The Big Picture

Published Jan 30, 2023

For as long as I can remember, “Don’t fight the Fed” has been a universally held axiom which means no matter how right you think you are, the Fed can do the opposite for a lot longer than you can stay solvent. And the Fed has issued many warnings that rates will remain high for a long time and that it sees the market’s continued optimism as “puzzling.” Yet the bond and stock markets continue to thumb their noses. 

Despite higher rates and a looming recession, stocks continue to trade at historically high valuations relative to GDP, and current earnings and valuations are extremely over-valued if we adjust future earnings for the recession will almost certainly precede a Fed pivot (see chart below). The inverted Treasury yield curve continues to signal that rates will be lower in the future, and Fed Funds futures indicate that reversal could come much sooner than the Fed’s forecasts. Yet every statement from the Fed is that this is a dangerously optimistic view of their intentions. Has everyone gone mad? Is this just a misunderstanding? Is the market calling the Fed’s bluff? How will it end?

What we’re witnessing is a momentous game of chicken in which Chairman Powell sees a historic opportunity and obligation to disabuse the market of the infamous “Fed put” that has for decades comforted investors that if assets lose value for any reason (bad economy, burst bubbles, liquidity crises, etc.), the Fed will come to the rescue. Markets, on the other hand, believe the Fed is bluffing; they see recession coming soon and inflation subsiding, and the employment bulwark cracking, which will force the Fed to cut rates. If the present value of stocks is the probability-weighted sum of the expected distribution of future prices, and the market believes the Fed will eliminate bad outcomes from the distribution, then the remaining outcomes will be positive and the probabilities must still sum to 100%. Thus, the “put” distorts markets and explains current market exuberance.

In recent speeches, Powell has made it clear that he understands that unemployment will rise but that the Fed must remain resolute until inflation returns to “target” (2%). But what if inflation starts to fall quickly? What if unemployment rises quickly? How much political capital is he willing to burn (perhaps even risking Fed independence) to correct market distortions? In the face of political pressure from certain members of Congress, Powell has used recent speeches to remind policymakers why the Fed members are unelected; a clear signal that he understands the stakes but also understands his responsibilities. 

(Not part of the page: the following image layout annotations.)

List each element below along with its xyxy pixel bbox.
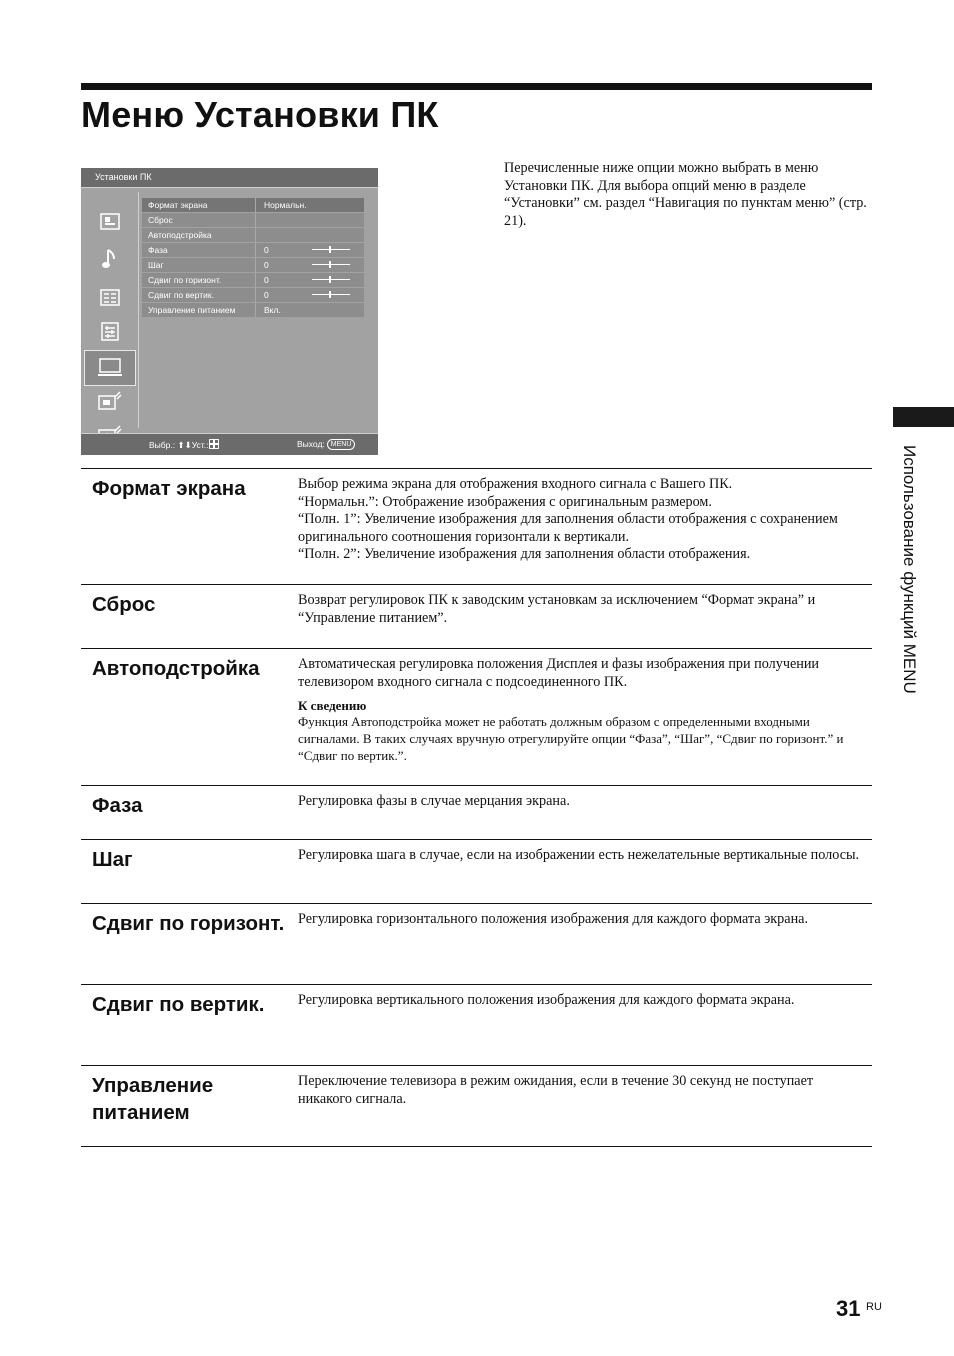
description-line: Регулировка шага в случае, если на изображении есть нежелательные вертикальные полосы. <box>298 847 860 863</box>
tv-menu-row[interactable] <box>142 243 364 257</box>
tv-menu-slider-track[interactable] <box>312 249 350 250</box>
note-heading: К сведению <box>298 698 367 713</box>
tv-menu-row-label: Сдвиг по вертик. <box>148 290 214 300</box>
option-term: Формат экрана <box>92 477 246 500</box>
tv-menu-footer <box>81 433 378 455</box>
section-side-label <box>895 445 919 775</box>
picture-icon[interactable] <box>85 206 135 236</box>
option-term: Сдвиг по вертик. <box>92 993 265 1016</box>
tv-menu-row-value: 0 <box>264 245 269 255</box>
option-term: Управление питанием <box>92 1074 214 1124</box>
tv-menu-column-divider <box>138 192 139 428</box>
description-line: Выбор режима экрана для отображения входного сигнала с Вашего ПК. <box>298 476 733 492</box>
pc-icon[interactable] <box>84 350 136 386</box>
analog-tv-icon[interactable] <box>85 386 135 416</box>
tv-menu-row-label: Управление питанием <box>148 305 236 315</box>
option-description <box>298 911 863 929</box>
description-line: “Полн. 1”: Увеличение изображения для заполнения области отображения с сохранением оригинального соотношения горизонтали к вертикали. <box>298 511 838 545</box>
menu-button-icon: MENU <box>327 439 356 450</box>
option-term: Автоподстройка <box>92 657 260 680</box>
option-entry <box>81 984 872 1065</box>
tv-menu-row-value: Вкл. <box>264 305 281 315</box>
option-description <box>298 656 863 764</box>
page-title: Меню Установки ПК <box>81 94 439 135</box>
tv-menu-slider-knob[interactable] <box>329 276 331 283</box>
tv-menu-row[interactable] <box>142 213 364 227</box>
note-text: Функция Автоподстройка может не работать должным образом с определенными входными сигналами. В таких случаях вручную отрегулируйте опции “Фаза”, “Шаг”, “Сдвиг по горизонт.” и “Сдвиг по вертик.”. <box>298 714 844 763</box>
tv-menu-row-value: 0 <box>264 260 269 270</box>
tv-menu-slider-knob[interactable] <box>329 246 331 253</box>
features-icon[interactable] <box>85 282 135 312</box>
section-tab-marker <box>893 407 954 427</box>
tv-menu-row-divider <box>255 213 256 227</box>
tv-menu-row-value: 0 <box>264 275 269 285</box>
option-description <box>298 592 863 627</box>
tv-menu-screenshot <box>81 168 378 454</box>
tv-menu-row-divider <box>255 303 256 317</box>
description-line: Переключение телевизора в режим ожидания, если в течение 30 секунд не поступает никакого сигнала. <box>298 1073 814 1107</box>
tv-menu-icon-column <box>81 188 138 433</box>
tv-menu-row-label: Шаг <box>148 260 164 270</box>
tv-menu-nav-hint <box>149 439 219 451</box>
tv-menu-row-label: Фаза <box>148 245 168 255</box>
tv-menu-slider-track[interactable] <box>312 279 350 280</box>
tv-menu-row[interactable] <box>142 273 364 287</box>
intro-text: Перечисленные ниже опции можно выбрать в меню Установки ПК. Для выбора опций меню в разделе “Установки” см. раздел “Навигация по пунктам меню” (стр. 21). <box>504 160 867 229</box>
page-language: RU <box>866 1301 882 1313</box>
description-line: Автоматическая регулировка положения Дисплея и фазы изображения при получении телевизором входного сигнала с подсоединенного ПК. <box>298 656 820 690</box>
description-line: Регулировка вертикального положения изображения для каждого формата экрана. <box>298 992 795 1008</box>
tv-menu-title: Установки ПК <box>95 172 152 182</box>
description-line: Регулировка фазы в случае мерцания экрана. <box>298 793 570 809</box>
tv-menu-row-divider <box>255 273 256 287</box>
option-term: Фаза <box>92 794 143 817</box>
option-term: Сдвиг по горизонт. <box>92 912 285 935</box>
tv-menu-row-divider <box>255 243 256 257</box>
tv-menu-row-label: Сброс <box>148 215 173 225</box>
option-description <box>298 992 863 1010</box>
tv-menu-row[interactable] <box>142 303 364 317</box>
tv-menu-row-label: Сдвиг по горизонт. <box>148 275 222 285</box>
option-entry <box>81 839 872 903</box>
exit-hint-text: Выход: <box>297 439 325 449</box>
option-term: Сброс <box>92 593 156 616</box>
description-line: Возврат регулировок ПК к заводским установкам за исключением “Формат экрана” и “Управление питанием”. <box>298 592 816 626</box>
sound-icon[interactable] <box>85 244 135 274</box>
nav-hint-text: Выбр.: ⬆⬇Уст.: <box>149 440 209 450</box>
tv-menu-header <box>81 168 378 188</box>
tv-menu-slider-track[interactable] <box>312 264 350 265</box>
option-entry <box>81 785 872 839</box>
description-line: “Полн. 2”: Увеличение изображения для заполнения области отображения. <box>298 546 751 562</box>
tv-menu-slider-track[interactable] <box>312 294 350 295</box>
tv-menu-row-value: 0 <box>264 290 269 300</box>
tv-menu-row[interactable] <box>142 198 364 212</box>
description-line: Регулировка горизонтального положения изображения для каждого формата экрана. <box>298 911 809 927</box>
tv-menu-row[interactable] <box>142 288 364 302</box>
option-entry <box>81 1065 872 1147</box>
tv-menu-row-divider <box>255 288 256 302</box>
tv-menu-row-divider <box>255 258 256 272</box>
tv-menu-row-divider <box>255 228 256 242</box>
tv-menu-row-divider <box>255 198 256 212</box>
title-rule <box>81 83 872 90</box>
tv-menu-slider-knob[interactable] <box>329 261 331 268</box>
tv-menu-slider-knob[interactable] <box>329 291 331 298</box>
tv-menu-row-value: Нормальн. <box>264 200 307 210</box>
tv-menu-row-label: Формат экрана <box>148 200 208 210</box>
option-description <box>298 793 863 811</box>
tv-menu-row-label: Автоподстройка <box>148 230 212 240</box>
section-side-label-text: Использование функций MENU <box>900 445 919 694</box>
option-entry <box>81 584 872 648</box>
option-entry <box>81 468 872 584</box>
page-number: 31 <box>836 1296 861 1321</box>
tv-menu-row[interactable] <box>142 258 364 272</box>
option-entry <box>81 648 872 785</box>
tv-menu-row[interactable] <box>142 228 364 242</box>
option-description <box>298 1073 863 1108</box>
enter-icon <box>209 439 219 449</box>
option-term: Шаг <box>92 848 133 871</box>
setup-icon[interactable] <box>85 316 135 346</box>
options-table <box>81 468 872 1147</box>
tv-menu-options <box>142 198 364 318</box>
description-line: “Нормальн.”: Отображение изображения с оригинальным размером. <box>298 493 712 510</box>
option-description <box>298 476 863 564</box>
tv-menu-exit-hint <box>297 439 355 450</box>
option-entry <box>81 903 872 984</box>
option-description <box>298 847 863 865</box>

It turns out that hindsight may, in fact, support Powell’s original position that COVID-related inflation is/was “transitory.” Resulting of supply shocks exacerbated by tons of fiscal stimulus, inflation is clearly receding. Stimulus money is spent, the burst supply pipes are being fixed, and if rates are held at current levels for too long as supply comes back, the Fed risks a downward inflation surprise (including deflation) if this game of chicken goes on too long. Yes, I’m suggesting that if the Fed takes the fight too far, the reversal when it comes could be sharper and more severe than even the optimistic markets are forecasting; we could be looking at a Fed responding to rampant deflation, which could lead to rates far lower than even what we saw during the pandemic.

The alternative path is a Fed that’s more like the middle-aged accountant who puts on leathers and rides his Harley on sunny weekends; all hat and no cowboy. In this scenario, the Fed will be looking for a ladder to climb down and could start messaging that the inflation “target” needs to change (“2% was arbitrary”), or they could start inventing new metrics that indicate their job is done before a collapse in asset prices or employment. They’ve already begun the latter by focusing on “CPI excluding food, energy, and housing” as the main inflation gauge, which basically eliminates the price of everything except chicklets and pencils. As DoubleLine Capital CEO Jeffrey Gundlach observes, the Fed no longer leads markets, the 2-year Treasury leads the Fed, and the 2Y is down 50 bps since November.

The markets are saying to Chairman Powell, “we don’t think you’ve got what it takes,” and history is on their side. Moreover, I don’t see the FOMC having enough consensus among its members to continue taking political body blows if/when unemployment is rising and home prices are falling. But how long the game of chicken continues after cracks develop in consumer spending and employment will determine how far the pendulum needs to swing back in the coming months/years. For now, nobody’s blinking.